China Telecom Corp Tuesday reported a 96 percent fall in full year net profit due to impairment losses on its personal handyphone assets and said it has delayed plans to rope in a strategic investor due to the weak market conditions.
China Telecom Chairman & CEO Wang Xiaochu said yesterday the company would rather look at debt refinancing due to its lower costs rather than introduce strategic investors.
The fixed line operator said full year net income tumbled to 884 million yuan from 24.2 billion yuan a year earlier after it booked a 24 billion yuan impairment charge on its Personal Handyphone System (PHS), the short-distance wireless services also known as Xiaolingtong, that it will retire soon.
Depreciation and amortization expenses for the period rose to 53.88 billion yuan, up 2.4 percent over previous year.
China Telecom said it is banking on its newly acquired 3G wireless network, based on the CDMA standard, to power its growth going forward as its fixed-line business matures.

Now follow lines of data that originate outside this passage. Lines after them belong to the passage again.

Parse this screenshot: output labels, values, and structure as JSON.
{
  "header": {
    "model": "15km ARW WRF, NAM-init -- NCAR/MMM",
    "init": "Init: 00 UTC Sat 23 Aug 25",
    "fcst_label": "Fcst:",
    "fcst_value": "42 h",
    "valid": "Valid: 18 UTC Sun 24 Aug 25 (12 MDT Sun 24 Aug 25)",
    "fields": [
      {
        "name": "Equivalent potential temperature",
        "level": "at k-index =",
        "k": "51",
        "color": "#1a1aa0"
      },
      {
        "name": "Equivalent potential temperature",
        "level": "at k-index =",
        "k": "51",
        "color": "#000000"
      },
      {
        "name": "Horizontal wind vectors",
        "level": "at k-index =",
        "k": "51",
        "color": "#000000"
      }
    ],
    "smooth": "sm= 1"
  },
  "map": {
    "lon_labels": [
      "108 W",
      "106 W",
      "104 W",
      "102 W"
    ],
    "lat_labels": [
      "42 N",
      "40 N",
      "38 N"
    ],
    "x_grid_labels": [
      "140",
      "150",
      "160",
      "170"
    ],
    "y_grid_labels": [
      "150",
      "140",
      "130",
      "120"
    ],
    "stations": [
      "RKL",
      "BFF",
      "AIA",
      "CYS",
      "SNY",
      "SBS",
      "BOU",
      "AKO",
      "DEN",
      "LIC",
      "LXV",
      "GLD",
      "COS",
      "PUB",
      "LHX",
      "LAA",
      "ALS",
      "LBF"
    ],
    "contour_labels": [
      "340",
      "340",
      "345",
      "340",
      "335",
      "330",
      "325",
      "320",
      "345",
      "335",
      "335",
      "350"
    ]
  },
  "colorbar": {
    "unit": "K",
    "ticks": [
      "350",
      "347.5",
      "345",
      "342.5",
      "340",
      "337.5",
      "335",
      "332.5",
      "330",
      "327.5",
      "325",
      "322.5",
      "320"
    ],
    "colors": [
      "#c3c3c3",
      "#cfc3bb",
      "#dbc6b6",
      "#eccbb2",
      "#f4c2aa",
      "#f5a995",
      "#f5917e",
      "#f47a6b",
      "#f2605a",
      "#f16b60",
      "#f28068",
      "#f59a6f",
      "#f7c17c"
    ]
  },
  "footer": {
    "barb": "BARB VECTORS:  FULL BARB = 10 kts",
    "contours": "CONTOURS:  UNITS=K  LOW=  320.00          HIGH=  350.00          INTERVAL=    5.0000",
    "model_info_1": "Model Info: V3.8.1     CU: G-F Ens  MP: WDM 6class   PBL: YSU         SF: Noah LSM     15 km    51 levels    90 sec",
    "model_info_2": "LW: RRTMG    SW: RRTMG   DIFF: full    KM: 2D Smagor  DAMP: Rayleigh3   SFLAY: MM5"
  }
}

Operating revenue rose 3.27 percent to 186.8 billion yuan, of which, the mobile voice revenue from CDMA operations was 3.97 billion yuan.
In the first two months of this year, the company recorded a net increase of 2.72 million customers.

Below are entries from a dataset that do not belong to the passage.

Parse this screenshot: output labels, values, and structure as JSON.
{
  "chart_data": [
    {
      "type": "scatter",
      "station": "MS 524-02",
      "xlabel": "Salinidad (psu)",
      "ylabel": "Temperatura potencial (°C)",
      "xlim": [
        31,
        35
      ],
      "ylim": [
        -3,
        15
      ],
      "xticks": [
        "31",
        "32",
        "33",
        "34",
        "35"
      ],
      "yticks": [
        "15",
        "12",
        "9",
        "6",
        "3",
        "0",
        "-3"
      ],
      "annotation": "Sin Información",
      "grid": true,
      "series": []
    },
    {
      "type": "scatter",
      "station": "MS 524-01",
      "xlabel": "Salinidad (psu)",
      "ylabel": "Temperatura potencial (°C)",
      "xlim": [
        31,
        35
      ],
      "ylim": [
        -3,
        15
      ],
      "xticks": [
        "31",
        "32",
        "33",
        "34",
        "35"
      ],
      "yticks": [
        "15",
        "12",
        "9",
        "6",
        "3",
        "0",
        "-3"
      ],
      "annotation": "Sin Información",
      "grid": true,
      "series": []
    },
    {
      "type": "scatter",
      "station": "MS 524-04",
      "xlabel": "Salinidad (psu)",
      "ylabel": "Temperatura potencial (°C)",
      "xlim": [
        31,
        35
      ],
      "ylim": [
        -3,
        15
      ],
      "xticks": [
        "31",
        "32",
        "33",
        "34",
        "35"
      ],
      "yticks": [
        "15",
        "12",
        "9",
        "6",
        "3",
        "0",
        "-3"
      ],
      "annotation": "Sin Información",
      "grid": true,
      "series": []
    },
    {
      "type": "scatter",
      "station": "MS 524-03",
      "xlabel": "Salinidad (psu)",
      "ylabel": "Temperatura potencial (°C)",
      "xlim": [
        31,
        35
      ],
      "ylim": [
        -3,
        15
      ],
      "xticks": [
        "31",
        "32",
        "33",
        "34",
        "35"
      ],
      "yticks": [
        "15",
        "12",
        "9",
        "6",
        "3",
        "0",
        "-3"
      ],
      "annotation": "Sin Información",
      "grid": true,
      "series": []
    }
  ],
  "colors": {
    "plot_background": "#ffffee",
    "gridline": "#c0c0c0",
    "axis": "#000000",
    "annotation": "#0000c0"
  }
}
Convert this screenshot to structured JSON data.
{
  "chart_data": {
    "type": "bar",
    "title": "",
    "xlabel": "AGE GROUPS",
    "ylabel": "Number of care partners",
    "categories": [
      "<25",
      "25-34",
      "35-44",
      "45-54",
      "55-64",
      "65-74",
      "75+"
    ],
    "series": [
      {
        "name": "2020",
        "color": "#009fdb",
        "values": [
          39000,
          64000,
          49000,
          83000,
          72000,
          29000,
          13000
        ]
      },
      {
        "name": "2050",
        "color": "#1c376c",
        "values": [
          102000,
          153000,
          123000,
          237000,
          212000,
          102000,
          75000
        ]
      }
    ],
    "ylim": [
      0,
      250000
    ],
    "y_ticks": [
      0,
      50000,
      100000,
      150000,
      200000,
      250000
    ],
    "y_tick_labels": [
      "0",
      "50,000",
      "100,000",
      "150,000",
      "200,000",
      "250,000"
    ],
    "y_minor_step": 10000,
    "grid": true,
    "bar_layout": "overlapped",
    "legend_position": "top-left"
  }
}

The fixed-line business, however, has seen a slowdown, with revenue from its main wireline voice services falling 13.7 percent to 96.33 billion yuan.

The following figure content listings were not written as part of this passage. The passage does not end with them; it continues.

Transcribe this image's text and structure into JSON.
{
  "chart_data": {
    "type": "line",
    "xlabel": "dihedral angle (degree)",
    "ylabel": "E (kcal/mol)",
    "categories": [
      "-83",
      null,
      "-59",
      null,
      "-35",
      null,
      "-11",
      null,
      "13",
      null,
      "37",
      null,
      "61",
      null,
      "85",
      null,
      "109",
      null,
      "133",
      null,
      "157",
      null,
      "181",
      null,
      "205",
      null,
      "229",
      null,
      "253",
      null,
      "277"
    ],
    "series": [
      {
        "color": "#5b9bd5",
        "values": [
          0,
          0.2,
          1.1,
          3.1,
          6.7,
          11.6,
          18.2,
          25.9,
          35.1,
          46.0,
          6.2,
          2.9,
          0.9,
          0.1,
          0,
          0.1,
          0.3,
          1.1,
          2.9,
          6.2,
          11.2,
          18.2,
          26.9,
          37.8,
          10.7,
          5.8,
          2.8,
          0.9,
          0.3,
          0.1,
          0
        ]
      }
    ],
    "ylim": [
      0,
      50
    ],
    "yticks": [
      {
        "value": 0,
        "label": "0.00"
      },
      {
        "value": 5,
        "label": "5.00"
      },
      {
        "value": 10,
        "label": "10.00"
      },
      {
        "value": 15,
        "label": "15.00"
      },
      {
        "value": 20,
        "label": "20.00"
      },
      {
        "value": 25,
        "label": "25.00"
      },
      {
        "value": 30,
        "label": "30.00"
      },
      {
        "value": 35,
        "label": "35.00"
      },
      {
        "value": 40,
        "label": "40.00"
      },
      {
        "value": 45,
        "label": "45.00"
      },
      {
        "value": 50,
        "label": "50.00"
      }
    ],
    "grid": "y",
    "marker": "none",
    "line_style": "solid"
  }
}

Wang said the government subsidy is expected to account for 30 percent of the company's CDMA revenues this year.
"For the long-term development (3G), the subsidy is necessary." he said.
Wang said the company would spend 20 billion to 30 billion yuan to bankroll its CDMA business this year.
The average revenue per user (ARPU) of its mobile service was 63.5 yuan in February. Wang expressed confidence that the ARPU would remain above 60 yuan for the year.